Lawyer in polygamy trial to seek stay; says evidence use improper
CRANBROOK — A lawyer for a Mormon fundamentalist leader says he will be seeking a stay of a polygamy charge because the evidence being used in the B.C. Supreme Court trial was presented in a previous constitutional reference case.
Blair Suffredine, the defence counsel for Winston Blackmore, said he intends to file an application for abuse of process next week based on the Crown’s reliance on evidence that was collected before a constitutional reference test in 2011 that deemed polygamy a criminal offence.

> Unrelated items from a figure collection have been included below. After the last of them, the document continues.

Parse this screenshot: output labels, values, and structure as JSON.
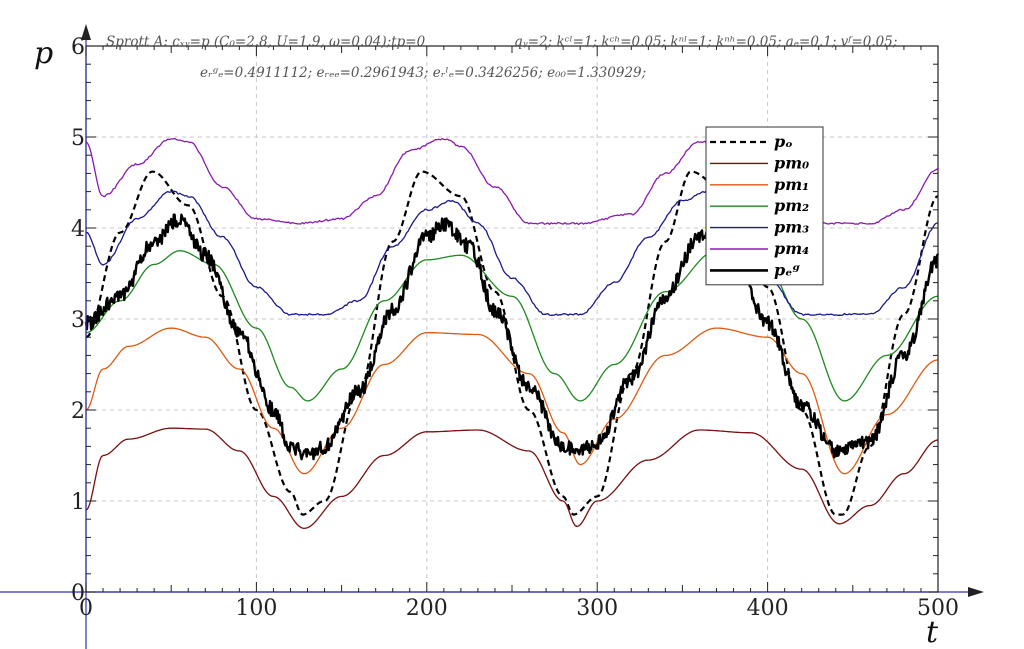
{
  "chart_data": {
    "type": "line",
    "header_line1_left": "Sprott A: cₓᵧ=p (C₀=2.8, U=1.9, ω=0.04);tp=0",
    "header_line1_right": "qᵧ=2; kᶜˡ=1; kᶜʰ=0.05; kⁿˡ=1; kⁿʰ=0.05; aₑ=0.1; vᶠ=0.05;",
    "header_line2": "eᵣᵍₑ=0.4911112; eᵣₑₑ=0.2961943; eᵣˡₑ=0.3426256; e₀₀=1.330929;",
    "xlabel": "t",
    "ylabel": "p",
    "xlim": [
      0,
      500
    ],
    "ylim": [
      0,
      6
    ],
    "xticks": [
      "0",
      "100",
      "200",
      "300",
      "400",
      "500"
    ],
    "yticks": [
      "0",
      "1",
      "2",
      "3",
      "4",
      "5",
      "6"
    ],
    "grid": true,
    "legend_position": "upper-right",
    "series": [
      {
        "name": "pₒ",
        "color": "#000000",
        "dashed": true,
        "bold": false,
        "x": [
          0,
          20,
          39,
          60,
          80,
          100,
          120,
          127,
          140,
          160,
          180,
          197,
          220,
          240,
          260,
          280,
          286,
          300,
          320,
          340,
          355,
          380,
          400,
          420,
          440,
          444,
          460,
          480,
          500
        ],
        "y": [
          2.8,
          3.95,
          4.62,
          4.25,
          3.25,
          2.0,
          1.1,
          0.85,
          1.0,
          2.2,
          3.85,
          4.62,
          4.35,
          3.3,
          2.0,
          1.05,
          0.85,
          1.05,
          2.4,
          3.85,
          4.62,
          4.3,
          3.35,
          2.0,
          0.85,
          0.85,
          1.6,
          3.05,
          4.35
        ]
      },
      {
        "name": "pm₀",
        "color": "#7a1010",
        "dashed": false,
        "bold": false,
        "x": [
          0,
          10,
          25,
          50,
          70,
          90,
          110,
          128,
          150,
          175,
          200,
          230,
          260,
          280,
          288,
          300,
          330,
          360,
          390,
          420,
          442,
          460,
          480,
          500
        ],
        "y": [
          0.9,
          1.5,
          1.68,
          1.8,
          1.79,
          1.55,
          1.05,
          0.7,
          1.05,
          1.5,
          1.76,
          1.78,
          1.55,
          1.0,
          0.72,
          1.0,
          1.45,
          1.78,
          1.75,
          1.35,
          0.75,
          0.95,
          1.3,
          1.67
        ]
      },
      {
        "name": "pm₁",
        "color": "#e05a10",
        "dashed": false,
        "bold": false,
        "x": [
          0,
          10,
          25,
          50,
          70,
          90,
          110,
          128,
          150,
          175,
          200,
          230,
          260,
          280,
          290,
          310,
          340,
          370,
          400,
          420,
          445,
          470,
          500
        ],
        "y": [
          2.0,
          2.45,
          2.7,
          2.9,
          2.8,
          2.45,
          1.8,
          1.3,
          1.8,
          2.5,
          2.85,
          2.83,
          2.4,
          1.75,
          1.4,
          1.9,
          2.6,
          2.9,
          2.8,
          2.4,
          1.3,
          1.95,
          2.55
        ]
      },
      {
        "name": "pm₂",
        "color": "#1f8a1f",
        "dashed": false,
        "bold": false,
        "x": [
          0,
          20,
          40,
          55,
          75,
          100,
          120,
          130,
          150,
          175,
          200,
          220,
          250,
          275,
          290,
          310,
          340,
          370,
          400,
          420,
          445,
          470,
          500
        ],
        "y": [
          2.85,
          3.2,
          3.6,
          3.75,
          3.6,
          2.9,
          2.25,
          2.1,
          2.45,
          3.2,
          3.65,
          3.7,
          3.25,
          2.4,
          2.1,
          2.5,
          3.3,
          3.75,
          3.55,
          3.0,
          2.1,
          2.6,
          3.25
        ]
      },
      {
        "name": "pm₃",
        "color": "#1a1a8c",
        "dashed": false,
        "bold": false,
        "x": [
          0,
          10,
          30,
          50,
          60,
          80,
          100,
          120,
          140,
          160,
          180,
          200,
          215,
          230,
          250,
          270,
          290,
          310,
          330,
          350,
          365,
          380,
          400,
          420,
          440,
          460,
          480,
          500
        ],
        "y": [
          3.95,
          3.6,
          4.1,
          4.4,
          4.35,
          3.9,
          3.35,
          3.05,
          3.05,
          3.2,
          3.8,
          4.2,
          4.3,
          4.05,
          3.45,
          3.05,
          3.05,
          3.4,
          3.9,
          4.3,
          4.4,
          4.1,
          3.45,
          3.05,
          3.05,
          3.05,
          3.35,
          4.05
        ]
      },
      {
        "name": "pm₄",
        "color": "#8a1ab0",
        "dashed": false,
        "bold": false,
        "x": [
          0,
          10,
          30,
          50,
          60,
          80,
          100,
          125,
          150,
          170,
          190,
          210,
          220,
          240,
          260,
          290,
          320,
          340,
          360,
          380,
          400,
          430,
          460,
          480,
          500
        ],
        "y": [
          4.95,
          4.35,
          4.7,
          4.98,
          4.95,
          4.45,
          4.1,
          4.05,
          4.1,
          4.35,
          4.85,
          4.98,
          4.9,
          4.45,
          4.05,
          4.05,
          4.15,
          4.6,
          4.95,
          4.85,
          4.35,
          4.05,
          4.05,
          4.2,
          4.65
        ]
      },
      {
        "name": "pₑᵍ",
        "color": "#000000",
        "dashed": false,
        "bold": true,
        "x": [
          0,
          20,
          40,
          55,
          70,
          90,
          110,
          120,
          130,
          140,
          160,
          180,
          200,
          210,
          225,
          240,
          260,
          280,
          290,
          300,
          320,
          340,
          360,
          370,
          380,
          400,
          420,
          440,
          460,
          480,
          500
        ],
        "y": [
          2.95,
          3.25,
          3.85,
          4.1,
          3.7,
          2.85,
          2.0,
          1.6,
          1.5,
          1.6,
          2.2,
          3.1,
          3.9,
          4.05,
          3.8,
          3.1,
          2.25,
          1.6,
          1.55,
          1.65,
          2.35,
          3.25,
          3.9,
          4.0,
          3.75,
          2.95,
          2.05,
          1.55,
          1.65,
          2.6,
          3.65
        ]
      }
    ]
  }
}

Blackmore, the head of a religious group in the southeastern B.C. community of Bountiful, is accused of marrying 24 women.

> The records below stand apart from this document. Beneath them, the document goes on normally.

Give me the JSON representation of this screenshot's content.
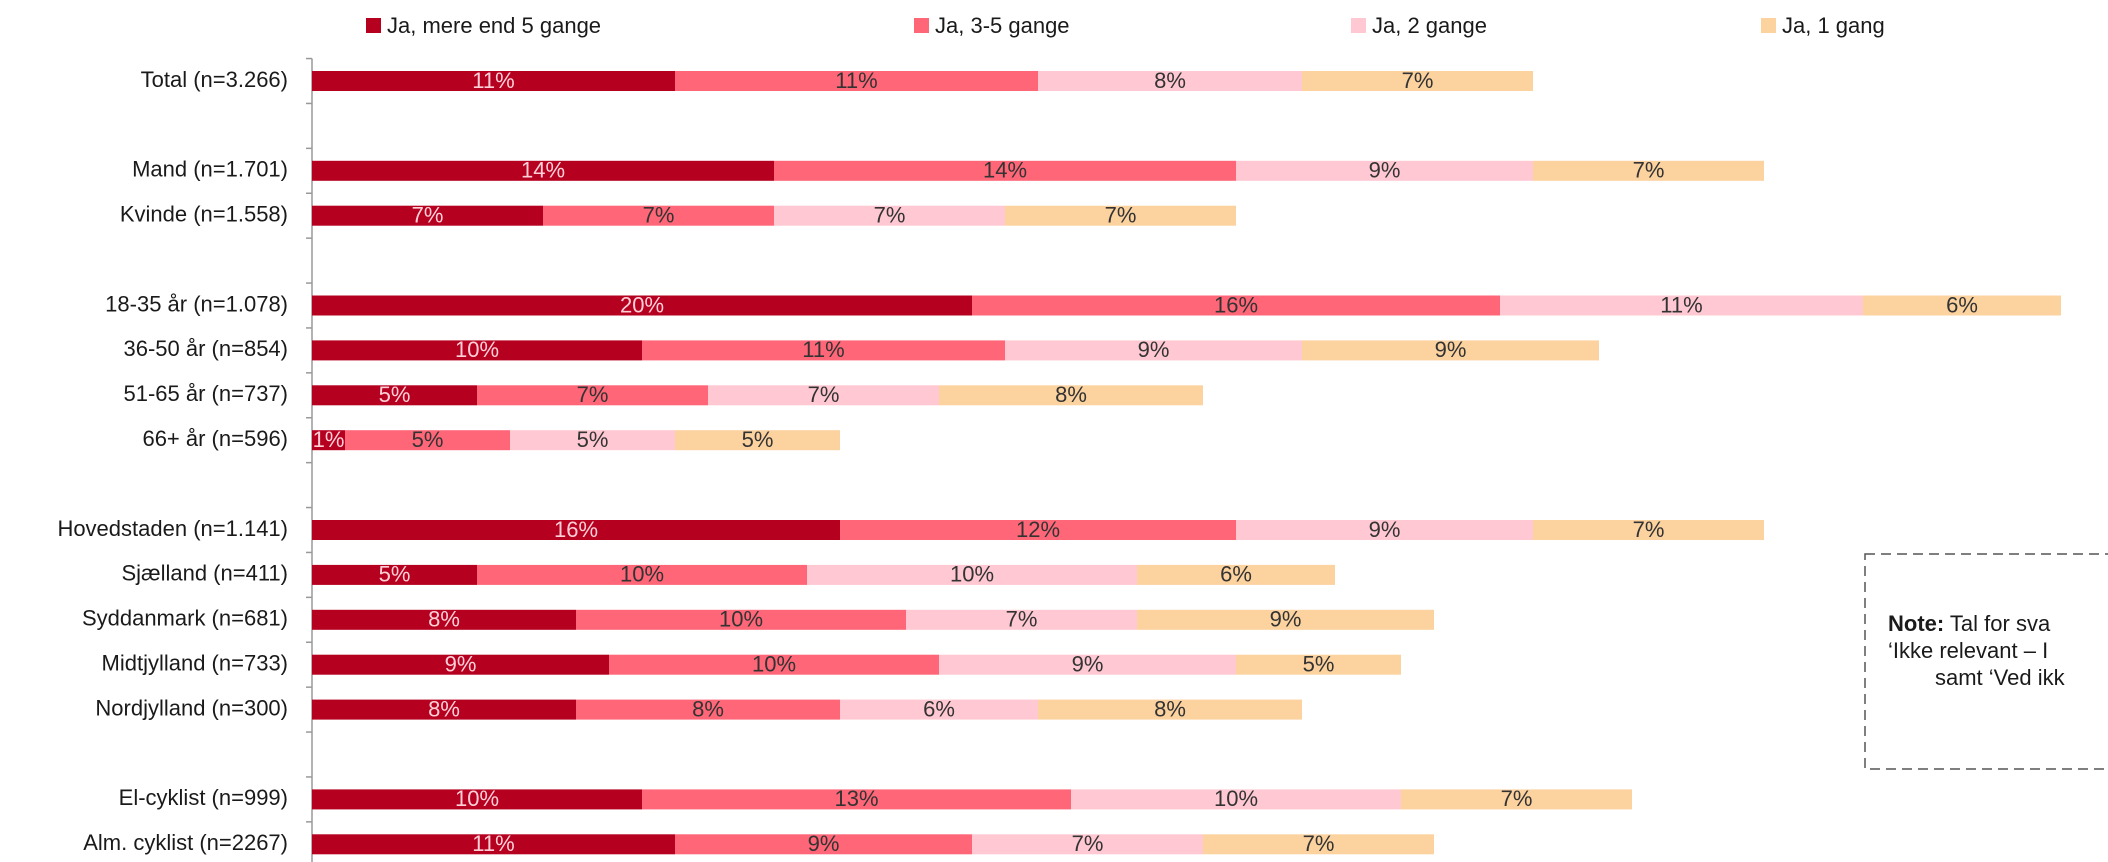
{
  "chart_data": {
    "type": "stacked-bar-horizontal",
    "categories": [
      "Total (n=3.266)",
      null,
      "Mand (n=1.701)",
      "Kvinde (n=1.558)",
      null,
      "18-35 år (n=1.078)",
      "36-50 år (n=854)",
      "51-65 år (n=737)",
      "66+ år (n=596)",
      null,
      "Hovedstaden (n=1.141)",
      "Sjælland (n=411)",
      "Syddanmark (n=681)",
      "Midtjylland (n=733)",
      "Nordjylland (n=300)",
      null,
      "El-cyklist (n=999)",
      "Alm. cyklist (n=2267)"
    ],
    "series": [
      {
        "name": "Ja, mere end 5 gange",
        "color": "#b5001f",
        "values": [
          11,
          null,
          14,
          7,
          null,
          20,
          10,
          5,
          1,
          null,
          16,
          5,
          8,
          9,
          8,
          null,
          10,
          11
        ],
        "value_labels": [
          "11%",
          null,
          "14%",
          "7%",
          null,
          "20%",
          "10%",
          "5%",
          "1%",
          null,
          "16%",
          "5%",
          "8%",
          "9%",
          "8%",
          null,
          "10%",
          "11%"
        ]
      },
      {
        "name": "Ja, 3-5 gange",
        "color": "#ff6677",
        "values": [
          11,
          null,
          14,
          7,
          null,
          16,
          11,
          7,
          5,
          null,
          12,
          10,
          10,
          10,
          8,
          null,
          13,
          9
        ],
        "value_labels": [
          "11%",
          null,
          "14%",
          "7%",
          null,
          "16%",
          "11%",
          "7%",
          "5%",
          null,
          "12%",
          "10%",
          "10%",
          "10%",
          "8%",
          null,
          "13%",
          "9%"
        ]
      },
      {
        "name": "Ja, 2 gange",
        "color": "#ffc8d2",
        "values": [
          8,
          null,
          9,
          7,
          null,
          11,
          9,
          7,
          5,
          null,
          9,
          10,
          7,
          9,
          6,
          null,
          10,
          7
        ],
        "value_labels": [
          "8%",
          null,
          "9%",
          "7%",
          null,
          "11%",
          "9%",
          "7%",
          "5%",
          null,
          "9%",
          "10%",
          "7%",
          "9%",
          "6%",
          null,
          "10%",
          "7%"
        ]
      },
      {
        "name": "Ja, 1 gang",
        "color": "#fcd29f",
        "values": [
          7,
          null,
          7,
          7,
          null,
          6,
          9,
          8,
          5,
          null,
          7,
          6,
          9,
          5,
          8,
          null,
          7,
          7
        ],
        "value_labels": [
          "7%",
          null,
          "7%",
          "7%",
          null,
          "6%",
          "9%",
          "8%",
          "5%",
          null,
          "7%",
          "6%",
          "9%",
          "5%",
          "8%",
          null,
          "7%",
          "7%"
        ]
      }
    ],
    "legend": "top",
    "note": {
      "label": "Note:",
      "lines": [
        " Tal for sva",
        "‘Ikke relevant – I",
        "samt ‘Ved ikk"
      ]
    }
  }
}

Suffredine’s argument is based on a previous polygamy charge against Blackmore that was thrown out of court over allegations of “special-prosecutor shopping.”

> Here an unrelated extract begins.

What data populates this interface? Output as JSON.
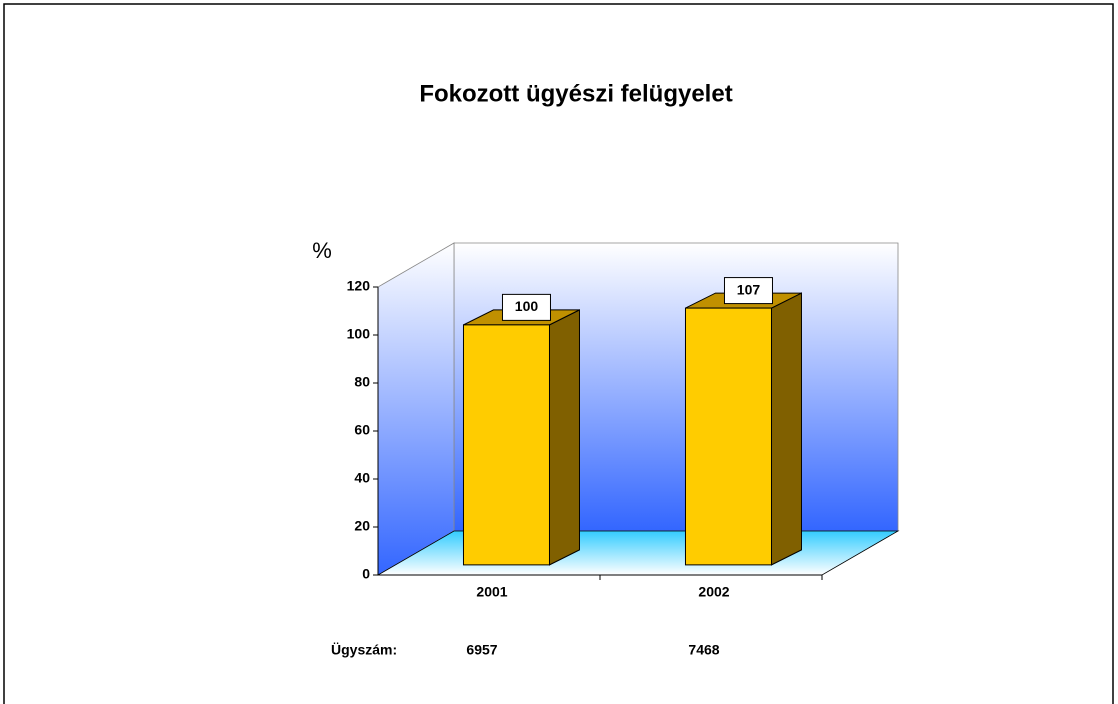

In 2007, Richard Peck was appointed as a special prosecutor to examine evidence of polygamy stemming from a police investigation into Blackmore and James Oler, who also served as a bishop in the fundamentalist community.
Peck recommended that a constitutional reference case be brought forward to test the criminality of polygamy, rather than pursing charges against the two men.
Former B.C. attorney general Wally Oppal later appointed Terry Robertson to the case, who decided to move forward with a criminal prosecution.
The charge was eventually thrown out, as well as Robertson’s appointment as a special prosecutor, on the grounds that Oppal had unfairly searched for a prosecutor willing to pursue charges.
A constitutional-reference case went forward with a ruling in 2011 that upheld the law criminalizing polygamy, determining that it doesn’t violate religious freedoms guaranteed in the Charter of Rights and Freedoms.
Suffredine said his charter argument next week will rest on the fact that all evidence at the current trial was collected before the constitutional reference case and. therefore, cannot be used.
“This prosecution is all based on the old evidence that predated the reference and [there is] no new evidence of anything else since the reference,” Suffredine said outside court Thursday. “Therefore, it is an unfair trial to now come back and prosecute them when nobody knew at the time whether they were committing any crime.”